Think of your possessions as a flow, as a collection in flux. The more freedom you have to acquire new things, the less stress you feel about discarding the things that no longer serve you. Because acquiring isn’t a good idea if you are never discarding.

Here’s where the tricky part comes in. If you can think of all your possessions as temporary, it’s easier to let them flow in and out of your life. Strive to be lighter about things in general. When people are asked what they’d take when fleeing their burning house, they say things like photos and pets. That’s it. They don’t say the designer end table or the coat they just bought. They don’t say the exercise bike or the Instant Pot.

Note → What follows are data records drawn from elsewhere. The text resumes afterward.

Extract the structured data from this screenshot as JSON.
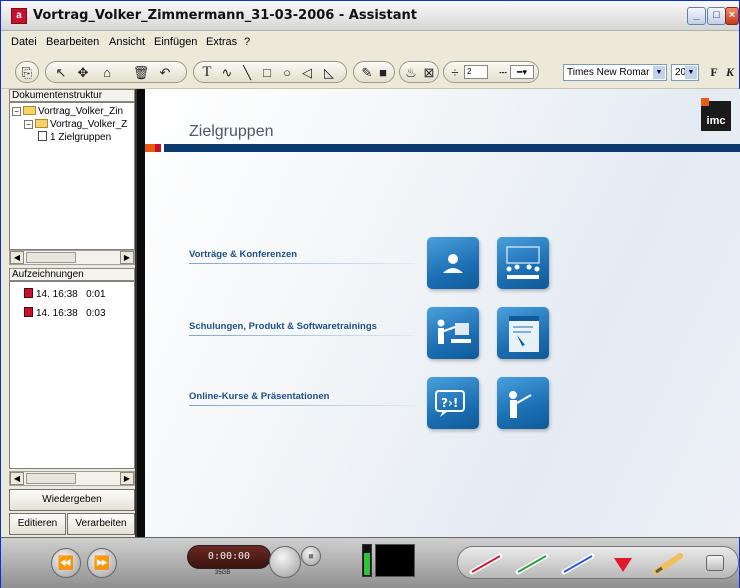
{
  "window": {
    "title": "Vortrag_Volker_Zimmermann_31-03-2006 - Assistant",
    "app_icon": "assistant-app-icon",
    "controls": [
      "minimize",
      "maximize",
      "close"
    ]
  },
  "menu": {
    "items": [
      "Datei",
      "Bearbeiten",
      "Ansicht",
      "Einfügen",
      "Extras",
      "?"
    ]
  },
  "toolbar": {
    "font_family": "Times New Romar",
    "font_size": "20",
    "bold_label": "F",
    "italic_label": "K",
    "spin_value": "2"
  },
  "left_panel": {
    "structure_label": "Dokumentenstruktur",
    "tree": [
      {
        "label": "Vortrag_Volker_Zin",
        "level": 0,
        "icon": "folder-icon"
      },
      {
        "label": "Vortrag_Volker_Z",
        "level": 1,
        "icon": "folder-icon"
      },
      {
        "label": "1 Zielgruppen",
        "level": 2,
        "icon": "page-icon"
      }
    ],
    "recordings_label": "Aufzeichnungen",
    "recordings": [
      {
        "label": "14. 16:38",
        "duration": "0:01"
      },
      {
        "label": "14. 16:38",
        "duration": "0:03"
      }
    ],
    "play_button": "Wiedergeben",
    "edit_button": "Editieren",
    "process_button": "Verarbeiten"
  },
  "slide": {
    "title": "Zielgruppen",
    "logo_text": "imc",
    "categories": [
      {
        "label": "Vorträge & Konferenzen",
        "icons": [
          "presenter-icon",
          "conference-icon"
        ]
      },
      {
        "label": "Schulungen, Produkt & Softwaretrainings",
        "icons": [
          "trainer-icon",
          "software-screen-icon"
        ]
      },
      {
        "label": "Online-Kurse & Präsentationen",
        "icons": [
          "speech-bubble-icon",
          "presenting-person-icon"
        ]
      }
    ]
  },
  "bottom_bar": {
    "time": "0:00:00",
    "time_sub": "35GB",
    "colors": {
      "pen_red": "#c41e3a",
      "pen_green": "#2ea043",
      "pen_blue": "#2a5bd7",
      "marker_red": "#e01a2a"
    }
  }
}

It’s a delicate balance, being able to appreciate and love what you have, yet not be attached to it. Zen, baby! That’s what we’re talking about here. It’s not contradictory to love shopping and also love letting go of the old and unnecessary. In fact, this is freedom.

My aim as an organizer has always been to help my clients declutter and get organized to make their lives simpler and more fun. Simpler doesn’t mean barren or sparse, it means that your life doesn’t require so much management that you run out of time for fun.

What you can do right now: next time you buy something, especially something minor like a new toothbrush, let yourself enjoy the shiny newness of it. Get a fun color or shape. Give yourself that simple thrill of novelty. And then happily ditch the old toothbrush.